En segundo lugar, el riesgo sistémico es un concepto endógeno, lo que complica la política. Los bancos van a responder a las nuevas regulaciones mediante la alteración de su perfil de riesgo de manera que pueden resultar consecuencias no deseadas. Por ejemplo, al limitar el riesgo en una parte del sistema financiero, el riesgo puede ser empujado hacia otros lugares. Existe el riesgo de que las nuevas regulaciones, al centrarse en un tipo de riesgo, puedan ser elaboradas sin tener en cuenta este tipo de efectos de segunda ronda. Además las regulaciones pueden entrar en conflicto por lo que las políticas macroprudenciales deben estar coordinadas.

En tercer lugar, la introducción de políticas macroprudenciales por si sola será insuficiente para limitar el riesgo sistémico. Las políticas macroprudenciales deben ser aplicadas estrictamente, lo que requiere que los administradores estén autorizados para actuar sin interferencias de intereses creados. Tienen que ser apoyadas por políticas macroeconómicas sólidas para gestionar el ciclo económico, además es necesaria una reforma de gobierno corporativo para limitar el riesgo sistémico en la fuente, al exigir a los gerentes de bancos que actúen en interés, no sólo de los accionistas de los bancos, sino también de los grupos de interés del banco en general. Un paso importante en este sentido, además de los mecanismos de rescate en que mejoren la disciplina del mercado, es que los requisitos de capital sean sustancialmente mayores en los buenos tiempos, cuando se toman excesivos riesgos. Los incentivos son cruciales, y el gobierno corporativo y la disciplina de mercado son esenciales, incluso a través de los requisitos de capital, las estructuras de compensación y de recapitalización y los procedimientos de resolución.

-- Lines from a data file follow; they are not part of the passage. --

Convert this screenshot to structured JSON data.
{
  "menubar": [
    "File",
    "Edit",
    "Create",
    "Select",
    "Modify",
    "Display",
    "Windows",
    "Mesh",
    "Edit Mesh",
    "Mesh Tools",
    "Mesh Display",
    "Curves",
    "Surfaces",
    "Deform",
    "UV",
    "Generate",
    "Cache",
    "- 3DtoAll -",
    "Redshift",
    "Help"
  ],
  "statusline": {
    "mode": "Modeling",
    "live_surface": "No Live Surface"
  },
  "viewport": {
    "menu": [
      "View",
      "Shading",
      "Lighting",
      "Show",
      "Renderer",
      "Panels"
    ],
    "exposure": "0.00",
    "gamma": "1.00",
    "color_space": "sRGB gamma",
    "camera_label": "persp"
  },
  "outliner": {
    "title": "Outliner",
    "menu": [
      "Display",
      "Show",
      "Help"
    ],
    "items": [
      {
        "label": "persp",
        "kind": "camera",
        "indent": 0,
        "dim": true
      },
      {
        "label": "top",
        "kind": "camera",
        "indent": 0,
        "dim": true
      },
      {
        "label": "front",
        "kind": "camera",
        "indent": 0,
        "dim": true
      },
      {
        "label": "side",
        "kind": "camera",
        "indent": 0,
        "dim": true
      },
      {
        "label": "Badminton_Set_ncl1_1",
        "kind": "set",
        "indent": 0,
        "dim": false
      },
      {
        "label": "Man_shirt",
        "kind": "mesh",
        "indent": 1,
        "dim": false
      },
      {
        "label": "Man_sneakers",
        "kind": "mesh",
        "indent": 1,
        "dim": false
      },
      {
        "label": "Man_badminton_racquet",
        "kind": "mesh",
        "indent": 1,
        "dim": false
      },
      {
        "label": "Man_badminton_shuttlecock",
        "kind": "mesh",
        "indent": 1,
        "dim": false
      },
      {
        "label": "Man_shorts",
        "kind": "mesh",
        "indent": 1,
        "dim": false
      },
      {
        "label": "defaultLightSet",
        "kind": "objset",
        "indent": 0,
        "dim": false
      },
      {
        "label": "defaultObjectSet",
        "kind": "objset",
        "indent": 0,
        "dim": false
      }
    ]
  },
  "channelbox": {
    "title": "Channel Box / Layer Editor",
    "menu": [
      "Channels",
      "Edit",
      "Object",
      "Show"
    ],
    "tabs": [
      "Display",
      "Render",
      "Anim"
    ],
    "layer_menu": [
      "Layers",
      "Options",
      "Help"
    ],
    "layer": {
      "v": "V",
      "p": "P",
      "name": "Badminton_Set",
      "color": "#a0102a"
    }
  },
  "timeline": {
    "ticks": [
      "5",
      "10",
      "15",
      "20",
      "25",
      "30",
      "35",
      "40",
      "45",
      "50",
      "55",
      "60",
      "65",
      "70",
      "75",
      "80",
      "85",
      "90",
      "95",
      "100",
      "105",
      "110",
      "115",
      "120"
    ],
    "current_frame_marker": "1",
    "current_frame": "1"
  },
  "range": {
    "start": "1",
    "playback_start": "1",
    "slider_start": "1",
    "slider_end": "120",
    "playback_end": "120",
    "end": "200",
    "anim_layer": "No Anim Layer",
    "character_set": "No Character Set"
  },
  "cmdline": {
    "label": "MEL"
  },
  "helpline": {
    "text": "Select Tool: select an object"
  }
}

En cuarto lugar, dada la globalización del sistema financiero y bancario y las posibles repercusiones internacionales, la política macroprudencial necesita proteger no sólo a los sistemas financieros nacionales, sino también hacer frente a las externalidades transfronterizas. Estos efectos son una consecuencia del proceso de liberalización financiera que se inició en la década de 1970 y como lo demuestran las grandes crisis financieras en las últimas décadas, cada crisis interna tuvo una importante dimensión internacional.

Observaciones finales

Ante estos retos y límites, uno tiene que ser realista acerca de cuánto la regulación macroprudencial puede lograr en términos de la gestión de los desequilibrios financieros y asegurar la estabilidad financiera. Mucho depende de la fuerza y ​​la independencia de la autoridad macroprudencial y la actitud frente al riesgo en los ciclos de auge y caída. Por otra parte, las restricciones de economía política continuarán afectando a los problemas de las instituciones too-big-to-fail en una crisis financiera sistémica, a la creación de nuevas medidas óptimas de regulación y a la aplicación de la nueva normativa en las expansiones. Por tanto, nuestra recomendación es centrarse en la prevención de las crisis financieras a través de requisitos de capital más elevados, para utilizar menos (a corto plazo) financiación de la deuda en general (incluidos los hogares, no sólo las empresas), y utilizar medidas macroprudenciales para controlar la acumulación de apalancamiento y de crédito en expansión. Las crisis financieras a menudo terminan siendo extremadamente costosas para los contribuyentes y el bienestar en general. Uno no puede permitirse el lujo de la imprudencia o la negligencia.

Disclaimer: las opiniones expresadas aquí son responsabilidad de los autores y no deben ser interpretadas como un reflejo del BCE o el FMI. El libro fue escrito mientras Laeven, que se encuentra actualmente en el BCE, era un miembro del personal del FMI.